A CPLP, reunida em Lisboa, decidiu impulsionar, no dia 14, uma missão de paz para a Guiné-Bissau. Foto: CPLP

Lisboa, Portugal, 16/4/2012 – Os países de língua portuguesa solicitarão luz verde à Organização das Nações Unidas (ONU) que seja enviada uma força de manutenção da paz a Guiné-Bissau, onde os militares tomaram o poder no dia 12. Esta foi a principal resolução adotada no dia 14, em Lisboa, pelas chancelarias da Comunidade de Países de Língua Portuguesa (CPLP) diante da nova demonstração de que os militares desse pequeno país da África ocidental não aceitam adaptar-se às regras do jogo democrático.

A resolução da reunião – da qual participou o chanceler do governo derrubado, Mamadou Djalo Pires – esclarece que a iniciativa deve ser concretizada com a colaboração da Comunidade Econômica de Estados da África Ocidental (Cedeao), da União Africana e da União Europeia, e com um mandato definido pelo Conselho de Segurança da ONU.

A resolução também adverte “a todos os implicados na alteração da ordem constitucional de Guiné-Bissau, civis e militares, que a persistência em uma conduta ilegal levará os Estados-membros da CPLP a propor sanções individualizadas por parte das organizações internacionais e regionais pertinentes”. Entre estas, se aplicaria aos culpados a proibição de viajar, o congelamento de ativos e a perseguição penal.

Um autodenominado Comando Militar, cuja composição é desconhecida, desencadeou no dia 12 um golpe de Estado, capturando o presidente de Guiné-Bissau, Raimundo Pereira, e o primeiro-ministro, Carlos Gomes Júnior. Os rebeldes afirmaram que agiram “sem nenhuma ambição de poder” e justificaram o golpe alegando que a missão militar de Angola, que se encontra no país desde 2011 com mandato de formação e reforma das forças armadas, tem, na realidade, “um acordo secreto com o governo de Gomes Júnior para aniquilá-las”.

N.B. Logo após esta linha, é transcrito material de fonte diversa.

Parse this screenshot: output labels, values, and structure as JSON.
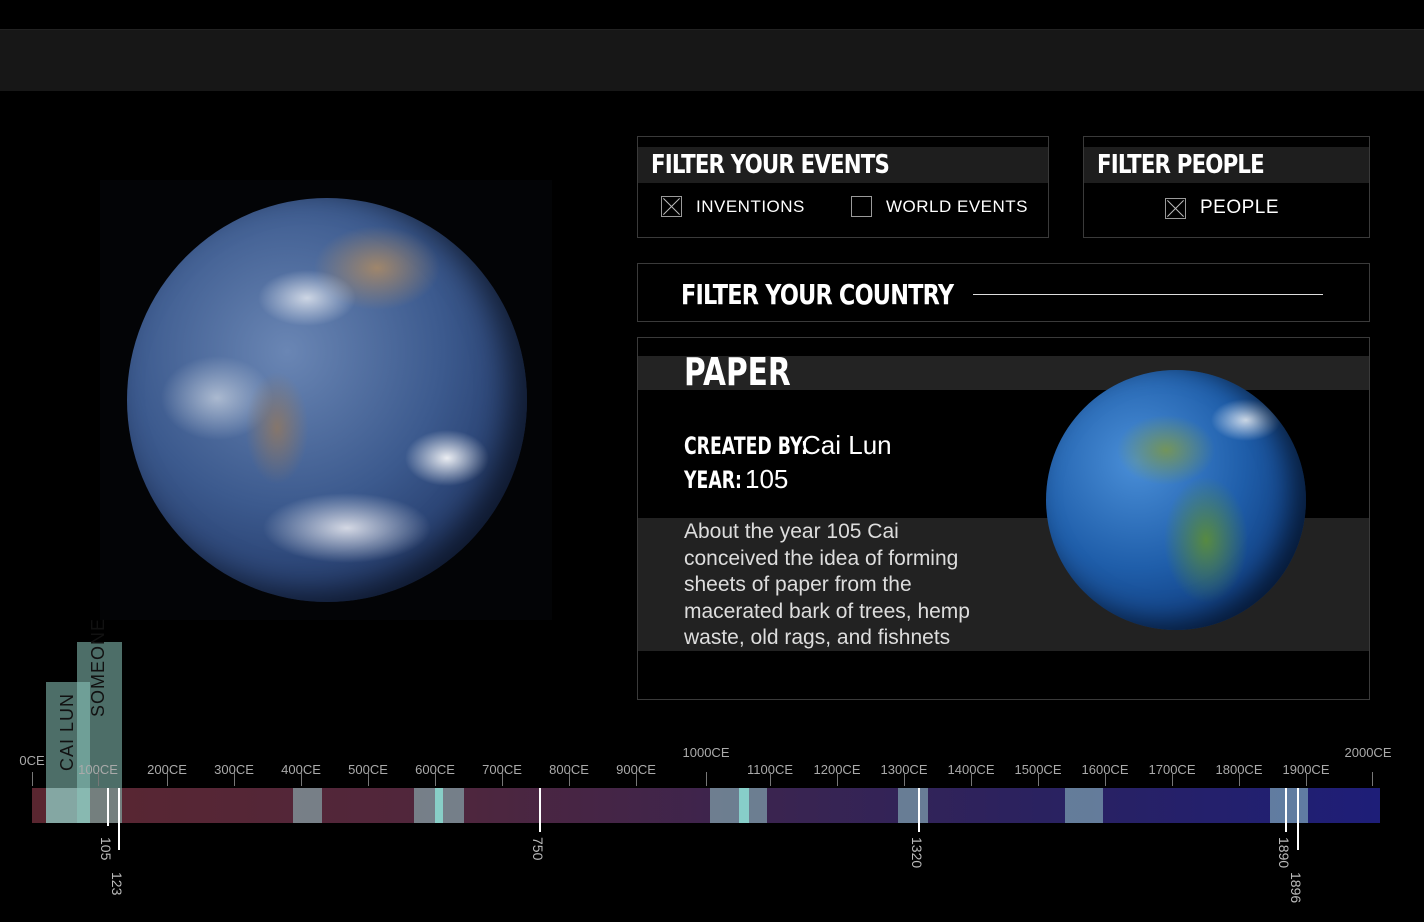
{
  "filters": {
    "events": {
      "title": "FILTER YOUR EVENTS",
      "options": [
        {
          "label": "INVENTIONS",
          "checked": true
        },
        {
          "label": "WORLD EVENTS",
          "checked": false
        }
      ]
    },
    "people": {
      "title": "FILTER PEOPLE",
      "options": [
        {
          "label": "PEOPLE",
          "checked": true
        }
      ]
    },
    "country": {
      "title": "FILTER YOUR COUNTRY",
      "value": ""
    }
  },
  "detail": {
    "title": "PAPER",
    "created_by_label": "CREATED BY:",
    "created_by_value": "Cai Lun",
    "year_label": "YEAR:",
    "year_value": "105",
    "description": "About the year 105 Cai conceived the idea of forming sheets of paper from the macerated bark of trees, hemp waste, old rags, and fishnets"
  },
  "timeline": {
    "scale_labels": [
      "0CE",
      "100CE",
      "200CE",
      "300CE",
      "400CE",
      "500CE",
      "600CE",
      "700CE",
      "800CE",
      "900CE",
      "1000CE",
      "1100CE",
      "1200CE",
      "1300CE",
      "1400CE",
      "1500CE",
      "1600CE",
      "1700CE",
      "1800CE",
      "1900CE",
      "2000CE"
    ],
    "people_tags": [
      {
        "label": "CAI LUN"
      },
      {
        "label": "SOMEONE"
      }
    ],
    "markers": [
      "105",
      "123",
      "750",
      "1320",
      "1890",
      "1896"
    ]
  }
}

A explicação não convenceu as chancelarias da CPLP, reunidas no dia 14 na capital portuguesa, sede da organização da qual fazem parte Angola, Brasil, Cabo Verde, Guiné-Bissau, Moçambique, Portugal, São Tomé e Príncipe e Timor Leste. Um porta-voz do Comando Militar, Walna Dabana, informou, de Bissau, capital do país, que também está preso o chefe do Estado Maior Conjunto das Forças Armadas, general Antônio Indjai. Diante de uma pergunta da IPS, em um intervalo da reunião, o chanceler Djalo Pires desmentiu essa informação, assegurando que “se trata de uma farsa”. Indjai “é quem está por trás deste golpe”, afirmou o ministro, recordando que o governo de Gomes Júnior conta com apoio de 78% dos membros do parlamento.

A reunião foi coordenada pelo secretário-executivo da CPLP, o angolano Domingos Simões Pereira, e contou com a presença dos chanceleres George Chicoti, de Angola, Jorge Borges, de Cabo Verde, Paulo Portas, de Portugal, e Manuel Salvador dos Ramos, de São Tomé e Príncipe, além de Djalo Pires. Moçambique esteve representada pelo vice-chanceler, Henrique Banzé, o Brasil pelo secretário de Estado para Assuntos Africanos e do Oriente Médio, Paulo Cordeiro, e o Timor Leste pelo embaixador José Barreto Martins.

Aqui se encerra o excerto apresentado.